Печенеги, пыля, ушли в свои степи, а русская рать бодро прошла и «Вулнипраг» с его широким, всегда волнующимся разливом, и порог «Гадючий», и «Стравун» и, пройдя прежде опасное место у перевоза Кичкас, остановилась на Хортице. Князь с дружинниками, переправившись в ладьях на остров, принёс у векового дуба, в кругу из воткнутых стрел, благодарственную жертву богам за счастливое плавание… Радостно-воинственное настроение в рати нарастало…
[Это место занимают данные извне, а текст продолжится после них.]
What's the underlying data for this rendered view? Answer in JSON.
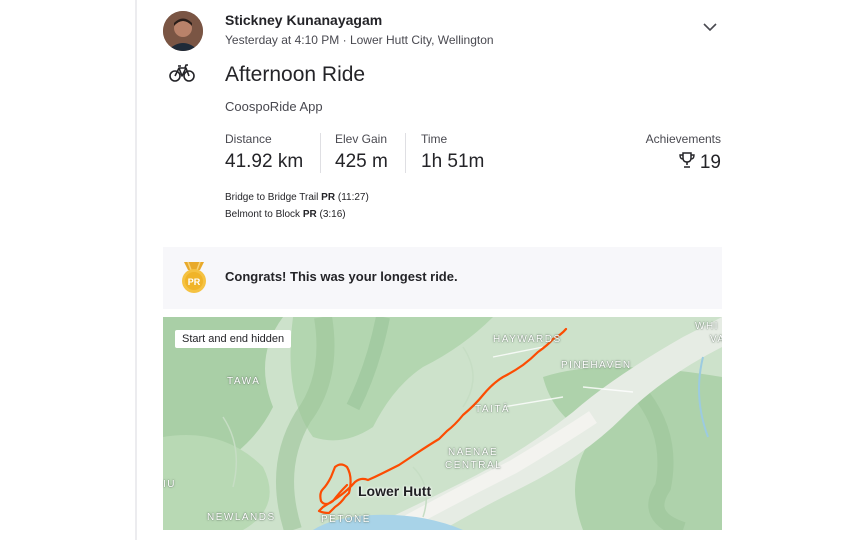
{
  "athlete": {
    "name": "Stickney Kunanayagam",
    "meta": "Yesterday at 4:10 PM · Lower Hutt City, Wellington"
  },
  "activity": {
    "sport_icon": "bike-icon",
    "title": "Afternoon Ride",
    "device": "CoospoRide App"
  },
  "stats": {
    "distance_label": "Distance",
    "distance_value": "41.92 km",
    "elev_label": "Elev Gain",
    "elev_value": "425 m",
    "time_label": "Time",
    "time_value": "1h 51m",
    "achievements_label": "Achievements",
    "achievements_value": "19",
    "achievements_icon": "trophy-icon"
  },
  "segments": [
    {
      "name": "Bridge to Bridge Trail",
      "badge": "PR",
      "time": "(11:27)"
    },
    {
      "name": "Belmont to Block",
      "badge": "PR",
      "time": "(3:16)"
    }
  ],
  "banner": {
    "icon": "pr-medal-icon",
    "medal_text": "PR",
    "message": "Congrats! This was your longest ride."
  },
  "map": {
    "badge": "Start and end hidden",
    "route_color": "#fc4c02",
    "places": {
      "haywards": "HAYWARDS",
      "whi": "WHI",
      "va": "VA",
      "pinehaven": "PINEHAVEN",
      "tawa": "TAWA",
      "taita": "TAITĀ",
      "naenae": "NAENAE",
      "central": "CENTRAL",
      "iu": "IU",
      "lower_hutt": "Lower Hutt",
      "newlands": "NEWLANDS",
      "petone": "PETONE"
    }
  },
  "colors": {
    "accent": "#fc4c02",
    "medal": "#f5c242"
  }
}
От Хортицы начиналось уже привольное плавание. Днепр был здесь во всей своей красе и силе и разбивался на многие рукава. Это было уже Олешье непроходное. Русь через четверо суток вышла на морской берег, конные и пешие соединились, но, вместо того чтобы поворотить на запад, к «царским землям», по старинному пути, рать повернула вдруг по приказанию князя на восток, к Тавриде светлой: грека и отсюда можно было потеснить так, что в Царьграде завопят…
Вдали на обожжённых утёсах, как марево, встало над лазурным морем видение большого и богатого города: то была заветная Корсунь, а по-эллински Херсонес. Отсюда недавний робичич хотел начать разговор с гордым Царьградом уже не как почтительный и робкий проситель, а как глава молодой Руси… Это в рати чувствовали и одобряли всё до последнего обозного. Ядрей сумрачно раздувал ноздри: теперь засыплют этим стратилатам за ворот!.. И в этой надежде смягчалась его тоска по своим лесам и по далёкой, но не забытой Дубравке милой.
Грозы от его престола по земле текут.
И — «нача Володимир доспевати, яко взяти город». О том, чтобы взять его «копьём», приступом, и речи быть не могло: засада его[9] была значительна и за высокими заборалами крепости жители могли спать спокойно до тех пор, пока из Византии не подоспеет помога. Володимир обложил город со всех сторон, уставил тараны, пороки и пращи и, по обычаю Руси, стал возводить вкруг стен насыпной вал. Было очень жарко, дружина раскисала, работа подвигалась довольно вяло. Поэтому был пущен — больше от нечего делать — слух, что корсунцы уносят по ночам землю тайными ходам в город. Стали искать тайных ходов — их не оказалось. Почёсываясь и позёвывая, стали продолжать насыпку вала. Пороки били в стены. Пращи посылали в город тяжёлые камни. Князь с дружиной в шатре разубранном пировал, истребляя по случаю жары всякой «вологи» неисчислимое количество, и квасу, и меду, и вина, и олуя — светлого норманнского пива, который элем прозывается. Муромец от бездействия очень скучал и, притулившись где-нибудь в холодке, храпел целыми часами. Он даже толстеть стал, и это беспокоило его: кольчуга-то и так едва сходится!